What this essentially does is force in the relation $a \leq^{\#} b$. We verify that $\leq^{\#}$ is a partial order on $A$.

• Reflexivity is clearly still true, as we only added relations compared to $\leq^*$.
• For transitivity we let $c_1 \leq^{\#} c_2 \leq^{\#} c_3$ and make a case distinction.
  • Both the first and second $\leq^{\#}$ are due to point 1 in the definition. So $c_1 \leq^* c_2 \leq^* c_3$, which means that $c_1 \leq^* c_3$ and hence $c_1 \leq^* c_3$.
  • One of the $\leq^{\#}$ relations is due to point 1 and the other is due to point 2. Say $c_1 \leq^* c_2$ and $c_2 \leq^* a$ and $b \leq^* c_3$. Then also $c_1 \leq^* a$ and hence $c_1 \leq^{\#} c_3$. The other case is analogous.
  • Both $\leq^{\#}$ relations are due to piont 2. This is in fact impossible, as that would imply that $b \leq^* c_2 \leq^* a$ and hence $b \leq^* a$.
• For antisymmetry we let $c \leq^{\#} d$ and $d \leq^{\#} c$. Again we split in cases.
  • If both $\leq^{\#}$ relations are due to point 1. Then $c = d$ follows from antisymmetry of $\leq^*$.
  • If one of the $\leq^{\#}$ relations is due to point 1 and the other due to point 2, say $c \leq^* d$ and $d \leq^* a$ and $b \leq^* c$, then we have $b \leq^* a$, which is impossible.
  • If both $\leq^{\#}$ relations are due to point 2 then we have in particular that $b \leq^* c \leq^* a$, which is again impossible.

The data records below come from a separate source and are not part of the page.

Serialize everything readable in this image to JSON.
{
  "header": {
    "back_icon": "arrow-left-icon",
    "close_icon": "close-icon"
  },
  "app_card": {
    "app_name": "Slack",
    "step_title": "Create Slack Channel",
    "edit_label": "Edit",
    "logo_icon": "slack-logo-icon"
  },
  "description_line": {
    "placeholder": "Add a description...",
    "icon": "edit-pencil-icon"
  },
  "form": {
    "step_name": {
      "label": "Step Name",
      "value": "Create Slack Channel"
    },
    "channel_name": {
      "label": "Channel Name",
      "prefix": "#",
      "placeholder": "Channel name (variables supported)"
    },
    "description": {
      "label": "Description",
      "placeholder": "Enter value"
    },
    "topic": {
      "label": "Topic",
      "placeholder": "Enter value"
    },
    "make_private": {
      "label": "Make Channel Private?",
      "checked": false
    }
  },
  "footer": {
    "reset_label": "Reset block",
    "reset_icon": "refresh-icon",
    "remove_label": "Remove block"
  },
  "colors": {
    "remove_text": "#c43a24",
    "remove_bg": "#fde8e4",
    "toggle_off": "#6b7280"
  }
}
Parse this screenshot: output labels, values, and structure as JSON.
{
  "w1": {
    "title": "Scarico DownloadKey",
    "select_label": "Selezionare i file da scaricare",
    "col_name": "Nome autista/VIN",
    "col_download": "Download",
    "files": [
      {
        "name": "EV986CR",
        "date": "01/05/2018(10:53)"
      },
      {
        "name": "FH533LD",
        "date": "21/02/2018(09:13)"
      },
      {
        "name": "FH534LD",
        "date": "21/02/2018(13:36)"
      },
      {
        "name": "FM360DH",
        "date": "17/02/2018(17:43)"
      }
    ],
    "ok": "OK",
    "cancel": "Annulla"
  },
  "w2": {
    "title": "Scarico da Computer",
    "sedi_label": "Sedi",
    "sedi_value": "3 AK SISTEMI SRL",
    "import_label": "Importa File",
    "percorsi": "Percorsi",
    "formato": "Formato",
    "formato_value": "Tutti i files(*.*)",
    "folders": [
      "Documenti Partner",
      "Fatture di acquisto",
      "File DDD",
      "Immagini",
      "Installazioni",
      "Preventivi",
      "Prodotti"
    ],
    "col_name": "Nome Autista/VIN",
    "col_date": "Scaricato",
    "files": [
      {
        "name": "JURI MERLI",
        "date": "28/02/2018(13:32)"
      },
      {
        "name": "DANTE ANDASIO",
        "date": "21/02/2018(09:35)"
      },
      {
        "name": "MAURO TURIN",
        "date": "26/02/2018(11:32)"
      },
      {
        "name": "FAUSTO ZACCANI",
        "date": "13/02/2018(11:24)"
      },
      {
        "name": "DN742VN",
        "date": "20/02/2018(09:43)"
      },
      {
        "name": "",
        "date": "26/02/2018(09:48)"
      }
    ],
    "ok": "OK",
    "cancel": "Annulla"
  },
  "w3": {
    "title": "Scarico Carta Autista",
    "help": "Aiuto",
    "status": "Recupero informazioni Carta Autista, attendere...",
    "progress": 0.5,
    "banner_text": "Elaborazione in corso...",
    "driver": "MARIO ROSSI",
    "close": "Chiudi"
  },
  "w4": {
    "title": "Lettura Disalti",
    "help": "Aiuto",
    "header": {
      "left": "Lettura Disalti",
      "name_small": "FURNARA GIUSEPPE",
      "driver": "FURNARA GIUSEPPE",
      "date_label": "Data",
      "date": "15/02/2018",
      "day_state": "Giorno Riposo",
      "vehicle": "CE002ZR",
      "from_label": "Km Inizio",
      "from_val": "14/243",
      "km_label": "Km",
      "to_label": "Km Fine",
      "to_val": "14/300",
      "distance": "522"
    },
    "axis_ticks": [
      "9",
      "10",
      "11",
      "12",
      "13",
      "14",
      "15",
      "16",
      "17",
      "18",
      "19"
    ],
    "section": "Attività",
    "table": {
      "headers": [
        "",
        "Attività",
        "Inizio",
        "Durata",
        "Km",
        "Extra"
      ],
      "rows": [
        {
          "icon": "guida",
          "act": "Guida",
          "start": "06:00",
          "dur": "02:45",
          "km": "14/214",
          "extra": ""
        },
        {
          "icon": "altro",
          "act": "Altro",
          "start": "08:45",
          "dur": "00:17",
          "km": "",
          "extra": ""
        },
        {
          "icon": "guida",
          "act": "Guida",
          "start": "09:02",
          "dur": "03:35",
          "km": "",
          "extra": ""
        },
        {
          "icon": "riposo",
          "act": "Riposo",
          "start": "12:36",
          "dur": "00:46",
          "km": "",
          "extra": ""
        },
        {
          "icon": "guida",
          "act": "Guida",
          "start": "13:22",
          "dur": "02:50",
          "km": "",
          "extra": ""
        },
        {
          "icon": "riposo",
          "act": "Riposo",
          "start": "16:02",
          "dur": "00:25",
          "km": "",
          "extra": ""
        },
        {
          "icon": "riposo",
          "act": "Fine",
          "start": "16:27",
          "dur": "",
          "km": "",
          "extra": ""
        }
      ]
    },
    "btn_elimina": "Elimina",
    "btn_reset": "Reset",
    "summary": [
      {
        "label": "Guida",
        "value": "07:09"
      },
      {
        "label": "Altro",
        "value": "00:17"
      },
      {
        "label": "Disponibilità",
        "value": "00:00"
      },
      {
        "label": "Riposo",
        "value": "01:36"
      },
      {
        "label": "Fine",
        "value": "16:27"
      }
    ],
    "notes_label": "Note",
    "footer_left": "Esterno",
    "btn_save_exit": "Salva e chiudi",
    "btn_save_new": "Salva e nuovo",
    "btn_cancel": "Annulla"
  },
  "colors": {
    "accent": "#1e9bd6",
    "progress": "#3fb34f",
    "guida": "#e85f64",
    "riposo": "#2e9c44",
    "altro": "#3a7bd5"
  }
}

So we conclude that $\leq^{\#}$ is indeed a partial order on $A$ and due to point 1 in its definition it extends $\leq^*$. At the same time $\leq^{\#}$ is not the same as $\leq^*$ because it will satisfy $a \leq^{\#} b$. This contradicts maximality of $\leq^*$, so $\leq^*$ must have been total.